Alternatively the tolerance factor can be used to calculate the compatibility of an ion with a crystal structure.[3]

The first description of the tolerance factor for perovskite was made by Victor Moritz Goldschmidt in 1926.[4]

## Mathematical expression

The Goldschmidt tolerance factor (t) is a dimensionless number that is calculated from the ratio of the ionic radii:[1]

 $t={r_A+r_0 \over \sqrt{2}(r_B+r_0)}$ rA is the radius of the A-cation. rB is the radius of the B-cation. r0 is the radius of the anion (usually oxygen).

In an ideal cubic perovskite structure the axis of the unit cell (a) can be described with the following equation:[1]

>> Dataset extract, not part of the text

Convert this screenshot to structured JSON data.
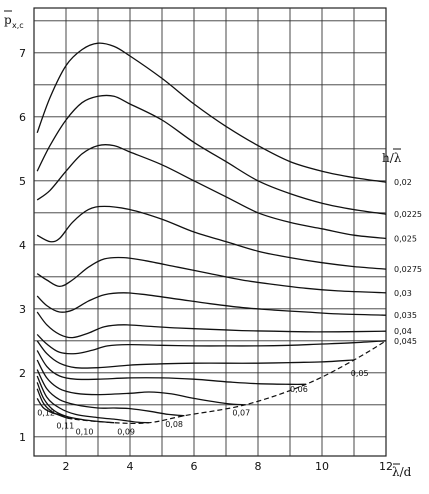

 $a=\sqrt{2}(r_A+r_0)=2(r_B+r_0)$ rA is the radius of the A-cation. rB is the radius of the B-cation. r0 is the radius of the anion (usually oxygen).

## Perovskite structure

The perovskite structure has the following tolerance factors (t):

Goldschmidt tolerance factor (t) Structure Explanation Example Example lattice
>1[3] Hexagonal A ion too big or B ion too small.
-
0.9-1[3] Cubic A and B ions have ideal size.
0.71 - 0.9[3] Orthorhombic/Rhombohedral A ions too small to fit into B ion interstices.
<0.71[3] Different structures A ions and B have similar ionic radii.